In March, express passenger rail service Brightline announced target dates for service launch in South Florida, with introductory express service between West Palm Beach and Fort Lauderdale beginning in late July, followed by service to Miami in late August.
Just west of the main construction, All Aboard Florida is building a mixed-use project known as 3 MiamiCentral that will bring a grocer, along with office and retail uses to the Overtown neighborhood.

5 Responses to MiamiCentral and Brightline get aerial easement boost

  1. DC Copeland

    May 31, 2017 at 8:04 am

    Luckily the bureaucratic mind-think that was used at Flagler and Biscayne didn’t come into play here. A few years ago “experts” made Tibor Hollo remove the elevated platform that he envisioned connecting MetroMover to his proposed legacy project, the 1,000’+ multi-use skyscraper One Bayfront Plaza. In that case, they– including the DDA– wanted people riding the elevated tram to exit and take the stairs/elevator down to Biscayne Blvd and cross traffic to get to his building. The reason: to make downtown feel like a “real metropolis” with people walking the streets.

    • Alan

      June 4, 2017 at 10:23 am

      I love transportation done right. Agree Mr. Copeland that would have been a nightmare.

      • DC Copeland

        June 5, 2017 at 10:52 am

        That “nightmare” is still with us. Hollo agreed to scrap the elevated platform to his building.

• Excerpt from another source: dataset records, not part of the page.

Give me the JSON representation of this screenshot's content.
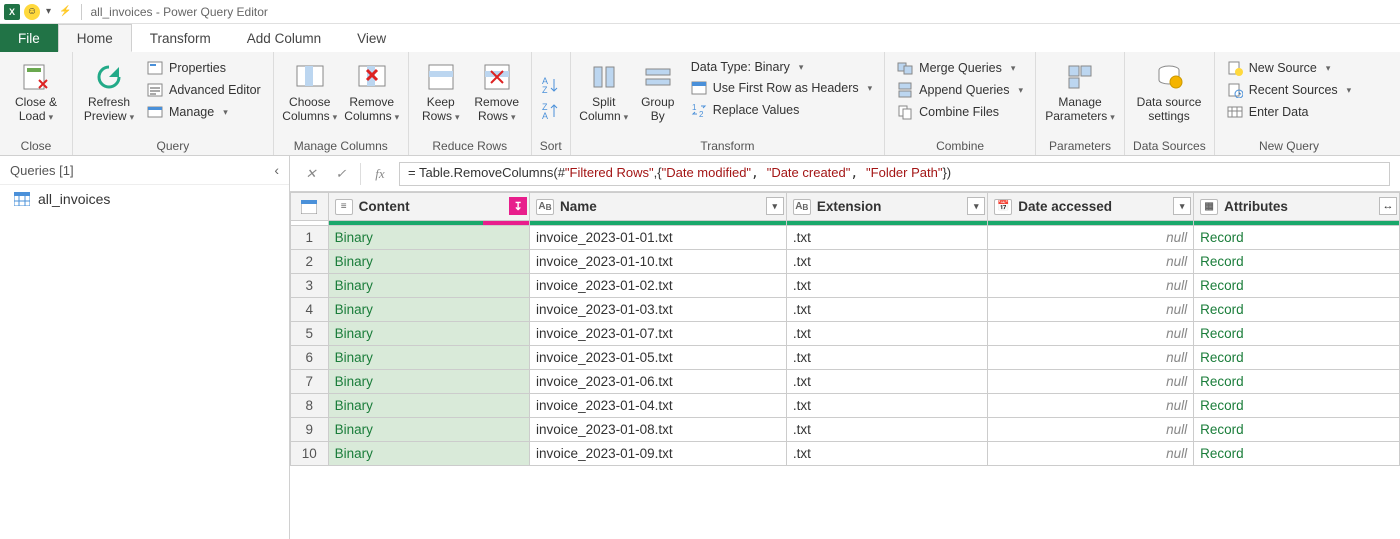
{
  "titlebar": {
    "title": "all_invoices - Power Query Editor"
  },
  "tabs": {
    "file": "File",
    "home": "Home",
    "transform": "Transform",
    "add_column": "Add Column",
    "view": "View"
  },
  "ribbon": {
    "close": {
      "close_load": "Close &\nLoad",
      "group": "Close"
    },
    "query": {
      "refresh": "Refresh\nPreview",
      "properties": "Properties",
      "advanced": "Advanced Editor",
      "manage": "Manage",
      "group": "Query"
    },
    "manage_columns": {
      "choose": "Choose\nColumns",
      "remove": "Remove\nColumns",
      "group": "Manage Columns"
    },
    "reduce_rows": {
      "keep": "Keep\nRows",
      "remove": "Remove\nRows",
      "group": "Reduce Rows"
    },
    "sort": {
      "group": "Sort"
    },
    "transform": {
      "split": "Split\nColumn",
      "groupby": "Group\nBy",
      "datatype": "Data Type: Binary",
      "first_row": "Use First Row as Headers",
      "replace": "Replace Values",
      "group": "Transform"
    },
    "combine": {
      "merge": "Merge Queries",
      "append": "Append Queries",
      "combine_files": "Combine Files",
      "group": "Combine"
    },
    "parameters": {
      "manage": "Manage\nParameters",
      "group": "Parameters"
    },
    "data_sources": {
      "settings": "Data source\nsettings",
      "group": "Data Sources"
    },
    "new_query": {
      "new_source": "New Source",
      "recent": "Recent Sources",
      "enter_data": "Enter Data",
      "group": "New Query"
    }
  },
  "queries": {
    "header": "Queries [1]",
    "items": [
      "all_invoices"
    ]
  },
  "formula": {
    "prefix": "= Table.RemoveColumns(#",
    "arg1": "\"Filtered Rows\"",
    "mid": ",{",
    "s1": "\"Date modified\"",
    "s2": "\"Date created\"",
    "s3": "\"Folder Path\"",
    "end": "})"
  },
  "grid": {
    "columns": {
      "content": "Content",
      "name": "Name",
      "extension": "Extension",
      "date_accessed": "Date accessed",
      "attributes": "Attributes"
    },
    "null_label": "null",
    "record_label": "Record",
    "binary_label": "Binary",
    "rows": [
      {
        "n": "1",
        "name": "invoice_2023-01-01.txt",
        "ext": ".txt"
      },
      {
        "n": "2",
        "name": "invoice_2023-01-10.txt",
        "ext": ".txt"
      },
      {
        "n": "3",
        "name": "invoice_2023-01-02.txt",
        "ext": ".txt"
      },
      {
        "n": "4",
        "name": "invoice_2023-01-03.txt",
        "ext": ".txt"
      },
      {
        "n": "5",
        "name": "invoice_2023-01-07.txt",
        "ext": ".txt"
      },
      {
        "n": "6",
        "name": "invoice_2023-01-05.txt",
        "ext": ".txt"
      },
      {
        "n": "7",
        "name": "invoice_2023-01-06.txt",
        "ext": ".txt"
      },
      {
        "n": "8",
        "name": "invoice_2023-01-04.txt",
        "ext": ".txt"
      },
      {
        "n": "9",
        "name": "invoice_2023-01-08.txt",
        "ext": ".txt"
      },
      {
        "n": "10",
        "name": "invoice_2023-01-09.txt",
        "ext": ".txt"
      }
    ]
  }
}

  2. Jeffrey R. Orenstein, Ph.D.

    June 6, 2017 at 10:23 am

    It sounds like a sensible approach to modern transportation. I feel to see the “nightmarish” aspect of it. Cities like New York, Chicago and Philadelphia regularly use such elevated approaches to separate road and rail.

    • DC Copeland

      June 6, 2017 at 12:06 pm

      Off the grid mass transit is not the “nightmarish” aspect of what happened to Hollo’s building. It’s the fact he conceded to the “experts” to scrap the elevated platform connecting the MetroMover station to his building. Now thousands of people who take the MetroMover will have to disembark, hit the street rain or shine and run/walk across 3-lanes of traffic to get to that building. It shows no common sense– especially when the developer was willing to pay for that pedestrian flyover from the station.